Exosomes have played a key role in identifying biomarkers and drug delivery pathways in HIV/AIDS diagnosis and therapeutic research.[ ] Exosomes have been isolated from HIV/AIDS samples including semen,[ ] blood,[ ] and HIV‐transfected HEK293 cells.[ ] HIV/AIDS‐specific exosomal protein markers include CD63, CD81, CD9, Nef protein, and acetylcholine esterase, which have been characterized by STED microscopy, SPRM, flow cytometry, Western blot, ELISA, and mass spectrometry.[ ] HIV/AIDS‐specific exosomal nucleic acid markers have been characterized by using microarrays, NGS, and qPCR.[ ] Structural and functional characterization of HIV/AIDS sample‐derived exosomes has been performed by using AFM, SAXS, and SEM.
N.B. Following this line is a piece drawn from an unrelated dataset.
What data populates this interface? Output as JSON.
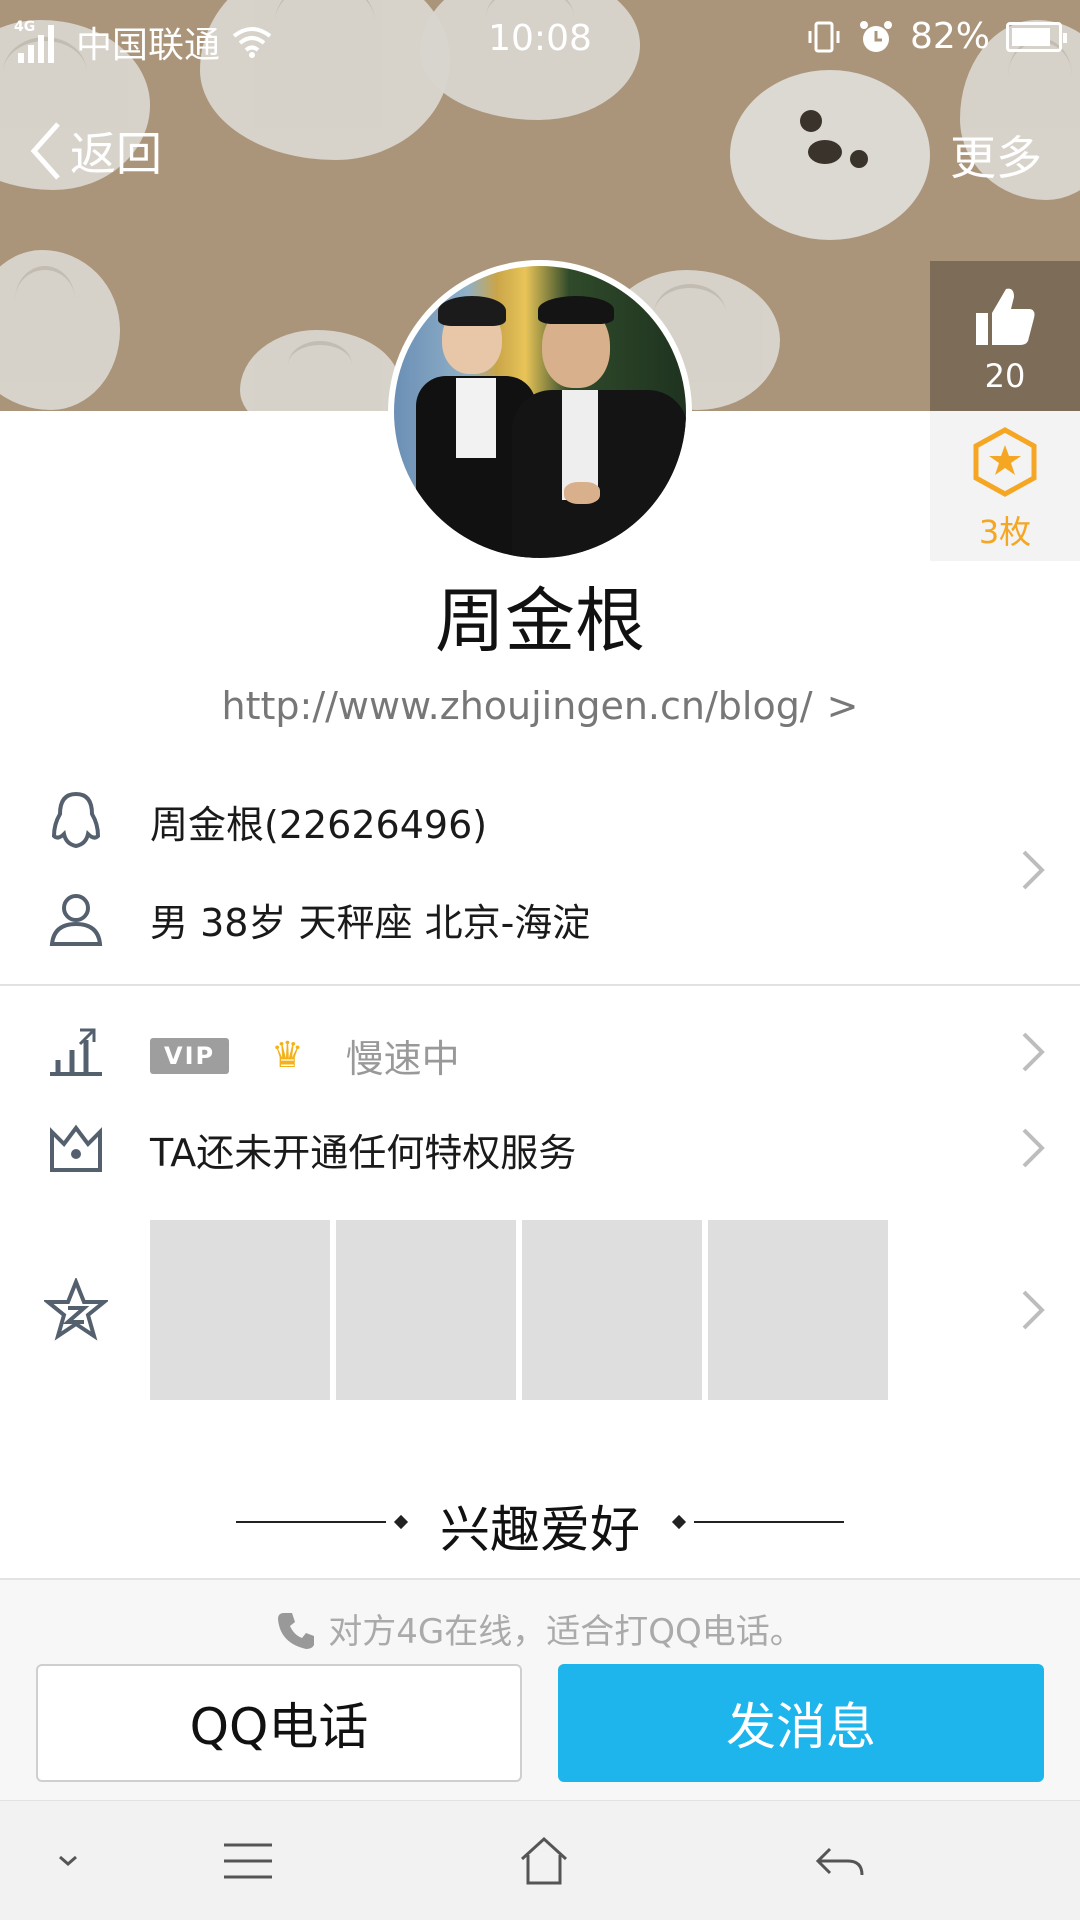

A promising new platform for exosome characterization is the ExoView R100 platform. Although there are few publications describing the characterization of HIV/AIDS exosome samples using this platform, it has been used to characterize EVs in the context of other viral infectious diseases such as herpes simplex[ ] and COVID‐19.[ ] This platform was used to characterize EVs from herpes simplex 1 virus (HSV‐1)‐infected patients, by measuring levels of the tetraspanins CD63, CD81, and CD9.[ ] The platform was also used to characterize EV CD9, CD63, and CD81 to support the development of therapeutic approaches for blocking SARS‐CoV‐2 cell binding.[ ] The use of the ExoView R100 platform and other novel integrated miniature devices, such as microfluidic systems with plasmonic and electrochemical sensors to analyze exosomes for disease detection and therapeutics research,[ , , ] can minimize the transfer of samples between instruments when multiple exosome characteristics are studied.

Summary and Perspective

Exosome research and development efforts have been quite successful at detailing many aspects of exosome structure and functions, their biology, and their contributions to and influences on many disease states. This explosion of information has provided much enthusiasm for utilizing exosomes in disease diagnostics and as therapeutic agents. However, as discussed in this review, exosome research and development efforts have many significant hurdles before they can be as routinely and effectively utilized as other biologic agents in the medical sciences. In particular, suitable exosome production, isolation, downstream purification, and analytical analysis efforts will be required to properly and effectively utilize them in diagnostic applications and as safe and effective therapeutic agents. Overcoming the various manufacturing and diagnostic hurdles is not only a technical matter, but as we discussed, one of guidance and guidelines. As we strive to effectively navigate the scientific and regulatory spaces alike, collaborative efforts from many different fields of basic science, medical sciences, technology development, and the agencies and organizations that financially support and govern these efforts will play significant roles in the speed and success of bringing exosomes forward to the quality and effectiveness of other biologics.

Conflict of Interest

The authors declare no conflict of interest.